Over 70 lost old icons given to the Church
Over 70 antique icons that had been taken out of the Russia following the revolution and during WWII were handed over today by patron Sergei Shmakov as a gift to the Russian Orthodox Church. This charitable act was part of a project blessed by His Holiness Patriarch Kirill of Moscow and All Russia. It took the Minister of Culture of the Russian Federation, Alexander Avdeev, and the businessman-patron many trips abroad over the course of a year to find these unique examples of Russian iconography.
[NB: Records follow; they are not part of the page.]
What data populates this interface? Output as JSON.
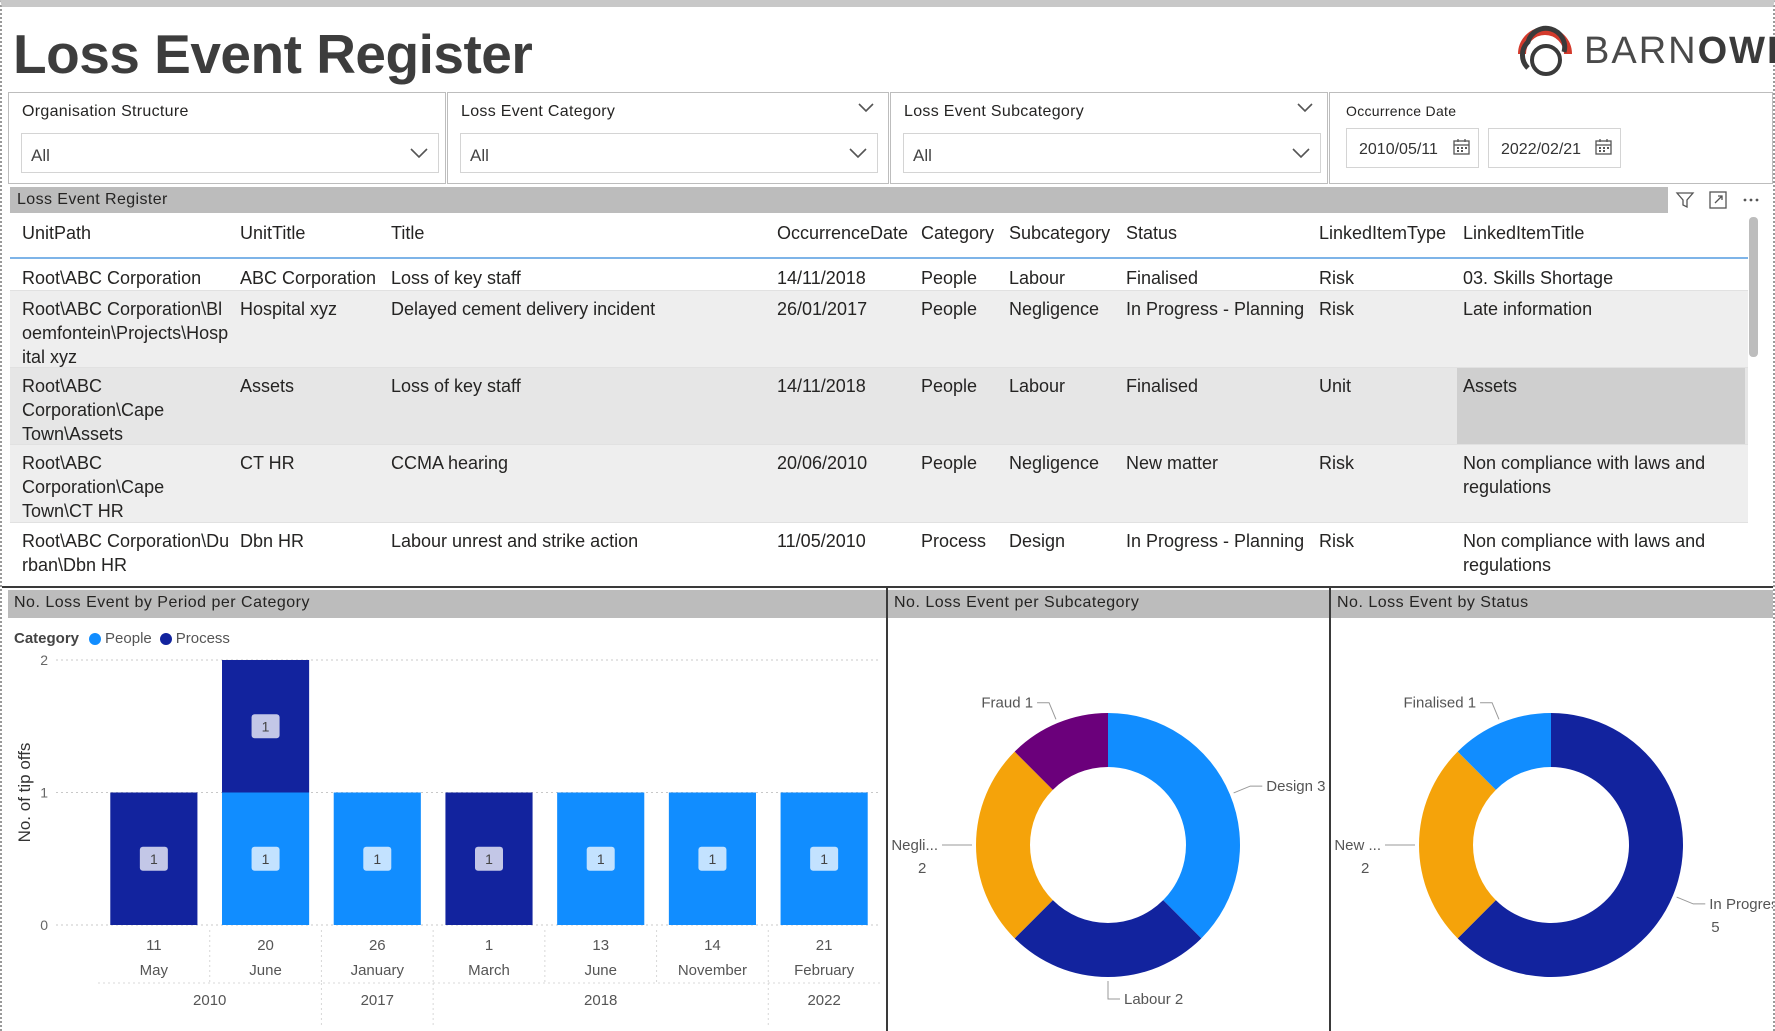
{
  "page": {
    "title": "Loss Event Register"
  },
  "logo": {
    "brand": "BARNOWL",
    "brand_light": "BARN",
    "brand_bold": "OWL"
  },
  "slicers": {
    "organisation": {
      "label": "Organisation Structure",
      "value": "All"
    },
    "category": {
      "label": "Loss Event Category",
      "value": "All"
    },
    "subcategory": {
      "label": "Loss Event Subcategory",
      "value": "All"
    },
    "date": {
      "label": "Occurrence Date",
      "from": "2010/05/11",
      "to": "2022/02/21"
    }
  },
  "table": {
    "title": "Loss Event Register",
    "columns": [
      "UnitPath",
      "UnitTitle",
      "Title",
      "OccurrenceDate",
      "Category",
      "Subcategory",
      "Status",
      "LinkedItemType",
      "LinkedItemTitle"
    ],
    "rows": [
      [
        "Root\\ABC Corporation",
        "ABC Corporation",
        "Loss of key staff",
        "14/11/2018",
        "People",
        "Labour",
        "Finalised",
        "Risk",
        "03. Skills Shortage"
      ],
      [
        "Root\\ABC Corporation\\Bloemfontein\\Projects\\Hospital xyz",
        "Hospital xyz",
        "Delayed cement delivery incident",
        "26/01/2017",
        "People",
        "Negligence",
        "In Progress - Planning",
        "Risk",
        "Late information"
      ],
      [
        "Root\\ABC Corporation\\Cape Town\\Assets",
        "Assets",
        "Loss of key staff",
        "14/11/2018",
        "People",
        "Labour",
        "Finalised",
        "Unit",
        "Assets"
      ],
      [
        "Root\\ABC Corporation\\Cape Town\\CT HR",
        "CT HR",
        "CCMA hearing",
        "20/06/2010",
        "People",
        "Negligence",
        "New matter",
        "Risk",
        "Non compliance with laws and regulations"
      ],
      [
        "Root\\ABC Corporation\\Durban\\Dbn HR",
        "Dbn HR",
        "Labour unrest and strike action",
        "11/05/2010",
        "Process",
        "Design",
        "In Progress - Planning",
        "Risk",
        "Non compliance with laws and regulations"
      ]
    ]
  },
  "charts": {
    "period": {
      "title": "No. Loss Event by Period per Category",
      "legend_title": "Category",
      "ylabel": "No. of tip offs"
    },
    "subcategory": {
      "title": "No. Loss Event per Subcategory"
    },
    "status": {
      "title": "No. Loss Event by Status"
    }
  },
  "colors": {
    "people": "#118dff",
    "process": "#12239e",
    "orange": "#f5a30a",
    "purple": "#6b007b",
    "header_grey": "#bcbcbc"
  },
  "chart_data": [
    {
      "type": "bar",
      "stacked": true,
      "title": "No. Loss Event by Period per Category",
      "ylabel": "No. of tip offs",
      "ylim": [
        0,
        2
      ],
      "yticks": [
        0,
        1,
        2
      ],
      "categories": [
        "11",
        "20",
        "26",
        "1",
        "13",
        "14",
        "21"
      ],
      "months": [
        "May",
        "June",
        "January",
        "March",
        "June",
        "November",
        "February"
      ],
      "years": [
        {
          "label": "2010",
          "span": 2
        },
        {
          "label": "2017",
          "span": 1
        },
        {
          "label": "2018",
          "span": 3
        },
        {
          "label": "2022",
          "span": 1
        }
      ],
      "series": [
        {
          "name": "People",
          "color": "#118dff",
          "values": [
            0,
            1,
            1,
            0,
            1,
            1,
            1
          ]
        },
        {
          "name": "Process",
          "color": "#12239e",
          "values": [
            1,
            1,
            0,
            1,
            0,
            0,
            0
          ]
        }
      ],
      "legend": "top-left"
    },
    {
      "type": "pie",
      "donut": true,
      "title": "No. Loss Event per Subcategory",
      "slices": [
        {
          "label": "Design",
          "value": 3,
          "color": "#118dff",
          "display": "Design 3"
        },
        {
          "label": "Labour",
          "value": 2,
          "color": "#12239e",
          "display": "Labour 2"
        },
        {
          "label": "Negligence",
          "value": 2,
          "color": "#f5a30a",
          "display": "Negli...",
          "display2": "2"
        },
        {
          "label": "Fraud",
          "value": 1,
          "color": "#6b007b",
          "display": "Fraud 1"
        }
      ]
    },
    {
      "type": "pie",
      "donut": true,
      "title": "No. Loss Event by Status",
      "slices": [
        {
          "label": "In Progress - Planning",
          "value": 5,
          "color": "#12239e",
          "display": "In Progress - Planning",
          "display2": "5"
        },
        {
          "label": "New matter",
          "value": 2,
          "color": "#f5a30a",
          "display": "New ...",
          "display2": "2"
        },
        {
          "label": "Finalised",
          "value": 1,
          "color": "#118dff",
          "display": "Finalised 1"
        }
      ]
    }
  ]
}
"Your help is a great patriotic deed. You could have spent your money on something else, on business development, for example. But instead you are returning to Russia not only sacred treasures, but also cultural treasures, works of art," Mr. Avdeev thanked Mr. Shmakov.
Joining the Minister of Culture to thank the patron was Archimandrite Tikhon (Shevkunov), Abbot of the Moscow Sretensky Monastery and Secretary of the Moscow Patriarchate Cultural Council. "Now these icons will return to the use for which they were created—the tradition of prayer in the Orthodox Church. Now people can see them and venerate them," said Fr. Tikhon.
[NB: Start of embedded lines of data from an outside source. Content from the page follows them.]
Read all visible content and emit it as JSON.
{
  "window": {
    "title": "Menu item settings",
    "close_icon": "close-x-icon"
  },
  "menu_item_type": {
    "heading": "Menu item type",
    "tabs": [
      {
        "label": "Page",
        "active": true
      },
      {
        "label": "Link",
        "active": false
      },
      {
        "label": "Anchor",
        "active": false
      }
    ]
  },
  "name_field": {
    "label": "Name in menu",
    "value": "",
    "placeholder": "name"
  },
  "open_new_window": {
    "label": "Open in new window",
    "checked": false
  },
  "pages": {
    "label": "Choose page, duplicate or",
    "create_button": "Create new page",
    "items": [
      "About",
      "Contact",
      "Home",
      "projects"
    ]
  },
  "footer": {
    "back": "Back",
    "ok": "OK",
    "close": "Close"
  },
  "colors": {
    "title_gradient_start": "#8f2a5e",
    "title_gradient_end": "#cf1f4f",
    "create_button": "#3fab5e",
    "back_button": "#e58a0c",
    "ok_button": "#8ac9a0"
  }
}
Among the icons returned were "The Mother of God of the Passion," dated 1794, the icon of the Savior "Made Without Hands," dated from the 17th century, and a rare icon of "St. John the Theologian in Silence," dated from the mid-18th century.
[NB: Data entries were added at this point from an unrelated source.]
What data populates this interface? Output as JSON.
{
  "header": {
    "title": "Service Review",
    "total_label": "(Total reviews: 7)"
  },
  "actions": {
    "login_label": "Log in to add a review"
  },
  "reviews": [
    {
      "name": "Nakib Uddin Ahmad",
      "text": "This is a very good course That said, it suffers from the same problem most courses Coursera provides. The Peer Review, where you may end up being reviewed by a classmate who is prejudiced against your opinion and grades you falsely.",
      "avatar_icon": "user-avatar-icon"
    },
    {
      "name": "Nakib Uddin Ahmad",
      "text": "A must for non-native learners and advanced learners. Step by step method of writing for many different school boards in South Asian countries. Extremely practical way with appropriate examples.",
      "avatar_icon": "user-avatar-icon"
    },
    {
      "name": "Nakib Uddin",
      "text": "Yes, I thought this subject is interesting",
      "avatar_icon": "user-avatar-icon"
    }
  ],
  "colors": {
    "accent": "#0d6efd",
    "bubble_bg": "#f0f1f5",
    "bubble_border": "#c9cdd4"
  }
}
In the words of Mr. Avdeev, scrupulous work was conducted to trace the histories and locations of these old Orthodox icons. They were discovered in the most varied places—at auction houses, in antique stores, and even at street markets. Over 70 icons were acquired as a result of the project, at a total cost of about 30 million rubles (over 900,000 USD). They have all passed expert appraisals, and are in good condition, reports Novosti Kultury.